京アニ事件で労働局が対応準備、労災認定基準について
2019/08/06   労務法務, 労働法全般

はじめに

 京都労働局長は先月30日の定例会見で、アニメ制作会社「京都アニメーション」の放火殺人事件で亡くなられた従業員が労災の対象となる可能性が高いとして調査に着手したと発表しました。本人や遺族からの請求があれば迅速に対応するとしています。今回は労災認定の要件について見ていきます。

事件の概要

 報道などによりますと、7月18日の午前10時半ごろ、京都アニメーション第一スタジオに男(41)が侵入しガソリンを建物の1階にかけライターで着火したとされます。それにより爆発、火災が生じ当時現地で作業をしていた従業員74名のうち33名が死亡し35名が病院に搬送され、その後さらに2名が亡くなったとのことです。死因は4名が一酸化炭素中毒、2名が窒息、それ以外は焼死と言われております。京都市消防局は建物の防火対策は適切だったとしています。

労災保険制度とは

 労災保険とは雇用保険と並んで事業者に加入が義務付けられている労働保険の一種です。

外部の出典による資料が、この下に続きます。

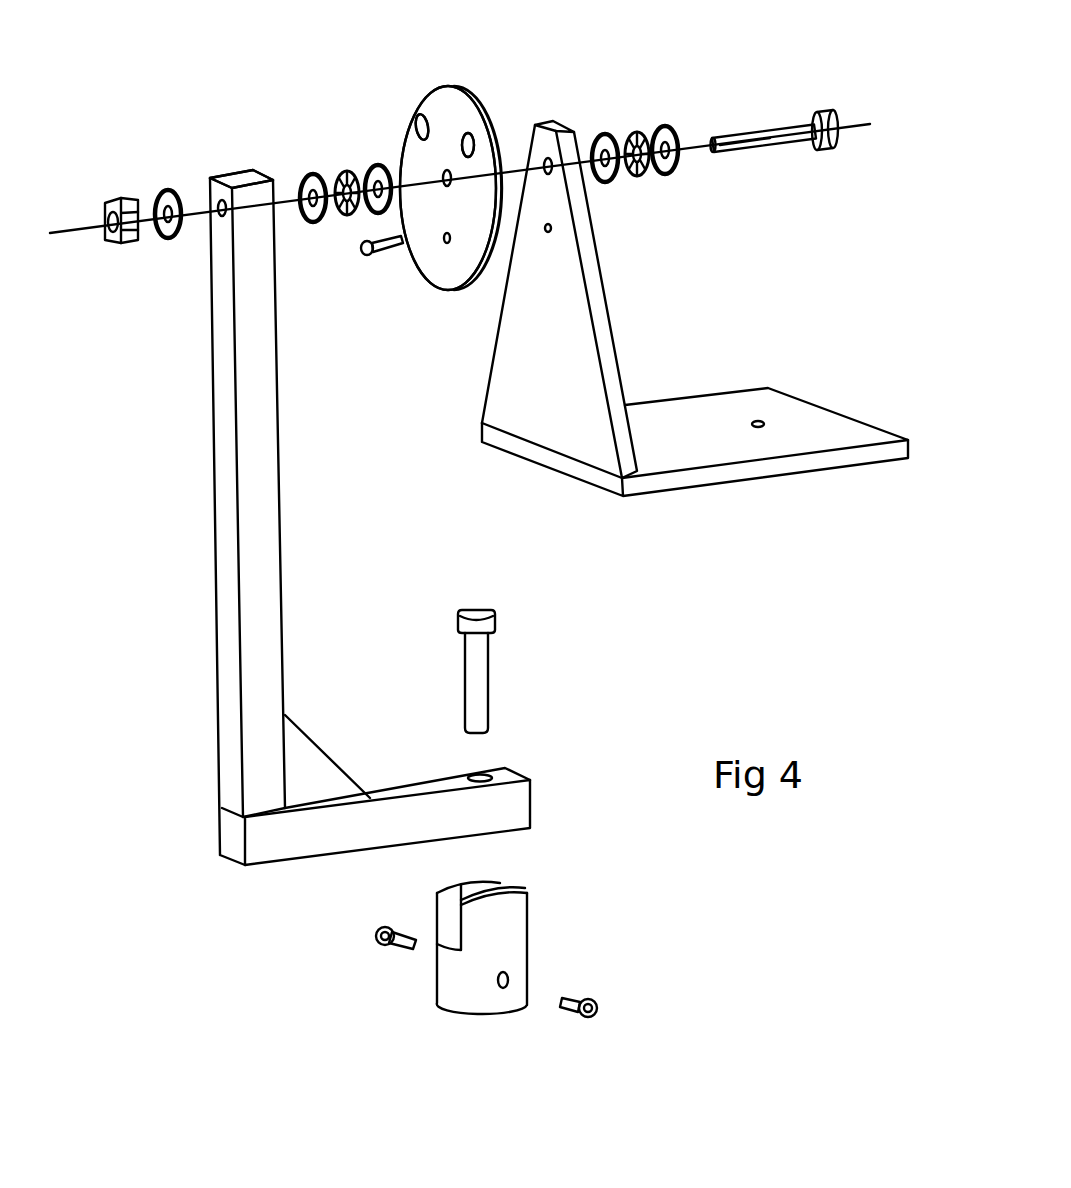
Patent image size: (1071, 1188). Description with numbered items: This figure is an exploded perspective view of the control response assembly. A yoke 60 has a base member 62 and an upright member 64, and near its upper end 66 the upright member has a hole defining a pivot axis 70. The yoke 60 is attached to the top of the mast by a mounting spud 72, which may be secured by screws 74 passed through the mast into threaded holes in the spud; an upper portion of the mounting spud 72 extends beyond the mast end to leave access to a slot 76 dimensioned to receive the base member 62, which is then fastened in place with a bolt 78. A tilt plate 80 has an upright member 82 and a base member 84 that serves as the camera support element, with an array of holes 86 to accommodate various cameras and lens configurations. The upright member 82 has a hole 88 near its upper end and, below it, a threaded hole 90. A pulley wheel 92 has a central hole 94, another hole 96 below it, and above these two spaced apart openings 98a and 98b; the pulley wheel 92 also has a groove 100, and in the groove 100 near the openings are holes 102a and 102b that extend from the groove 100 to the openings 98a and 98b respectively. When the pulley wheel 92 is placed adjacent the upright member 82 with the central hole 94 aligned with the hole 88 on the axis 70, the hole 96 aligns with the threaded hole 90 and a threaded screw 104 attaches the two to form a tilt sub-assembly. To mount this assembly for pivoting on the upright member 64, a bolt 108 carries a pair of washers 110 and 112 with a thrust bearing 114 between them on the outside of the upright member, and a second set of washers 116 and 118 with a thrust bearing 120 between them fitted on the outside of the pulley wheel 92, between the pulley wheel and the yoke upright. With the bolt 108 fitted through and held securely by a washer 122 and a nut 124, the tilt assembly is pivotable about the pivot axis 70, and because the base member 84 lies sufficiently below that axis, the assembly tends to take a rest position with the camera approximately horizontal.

The yoke 60 is at (335, 547).
The base member 62 is at (262, 870).
The upright member 64 is at (213, 645).
The upper end 66 is at (210, 255).
The pivot axis 70 is at (850, 128).
The mounting spud 72 is at (471, 948).
The screws 74 is at (380, 940).
The slot 76 is at (448, 914).
The bolt 78 is at (490, 668).
The tilt plate 80 is at (673, 300).
The upright member 82 is at (487, 365).
The base member 84 is at (830, 470).
The holes 86 is at (765, 423).
The hole 88 is at (550, 118).
The threaded hole 90 is at (551, 227).
The pulley wheel 92 is at (460, 292).
The central hole 94 is at (447, 88).
The hole 96 is at (441, 245).
The opening 98a is at (416, 106).
The opening 98b is at (472, 130).
The groove 100 is at (493, 278).
The hole 102a is at (412, 103).
The hole 102b is at (465, 150).
The threaded screw 104 is at (366, 253).
The bolt 108 is at (826, 112).
The washer 110 is at (680, 125).
The washer 112 is at (607, 130).
The thrust bearing 114 is at (640, 130).
The washer 116 is at (378, 165).
The washer 118 is at (310, 173).
The thrust bearing 120 is at (343, 170).
The washer 122 is at (164, 188).
The nut 124 is at (110, 200).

労働者が安心して働けるように各種保険給付を行う制度と言えます。就業中の負傷や疾病、死亡などの際に療養補償給付、休業補償給付、障害補償給付、遺族補償給付などが支給されることとなります。それではどのような場合に「労災」と認定されるのでしょうか。以下具体的に見ていきます。

労災認定基準

(1)業務遂行性
 労災認定の要件としてはまず業務遂行性が挙げられます。業務遂行性とは労働者が労働契約に基づいて事業者の支配下にある状態であったかということです。事業場内で仕事をしている場合だけでなく、事業場内で休憩している場合も同様に支配下にあるとされております。また事業場外で運送や配達などの業務を行っている場合や出張中も同様に認められます。

(2)業務起因性
 そしてもう一つの基準として業務起因性があります。これは怪我や疾病と業務との間に相当因果関係があることを言います。事業場内で業務中に負傷したとしても、それが他の従業員との私的な喧嘩による場合や、業務とは関係がない自然災害などの偶発的な事故による場合は原則として業務起因性が無く労災認定はされないと言われております。しかしそのような場合でも、その業務に内在する危険が具体化して発生した事故と言える場合には業務起因性が認められる場合があります。たとえば鉄塔や電線といった自然災害を受けやすい場所での業務といった場合には認められる可能性が出てきます。また休憩時間中でも業務との関連性や事業主の関与の程度、拘束性などを考慮して業務起因性が認められる場合があります。

コメント

 本件で被害にあった京都アニメーションの従業員は第一スタジオ内で業務を行っていたため業務遂行性は認められるものと思われます。しかし被災の原因が第三者による異常な行為であるため業務起因性が認められるかがポイントになると考えられます。一部過激なファンなどによる嫌がらせや脅迫まがいの行為もあったとされており、業務に内在する危険が具体化したと言えるかが調査されていくのではないでしょうか。このように労災認定がされるかどうかは事案によってかなり微妙な判断を要します。会社側は労災には当たらないと判断しても労基署では労災認定する場合もあります。労災を認める認めないの紛争から、損害賠償などの民事事件に発展する例も多いと言えます。従業員の怪我や疾病が労災に当たるか判断しにくい場合には独自に判断せず、労基署の労災課などの専門家に相談することが重要と言えるでしょう。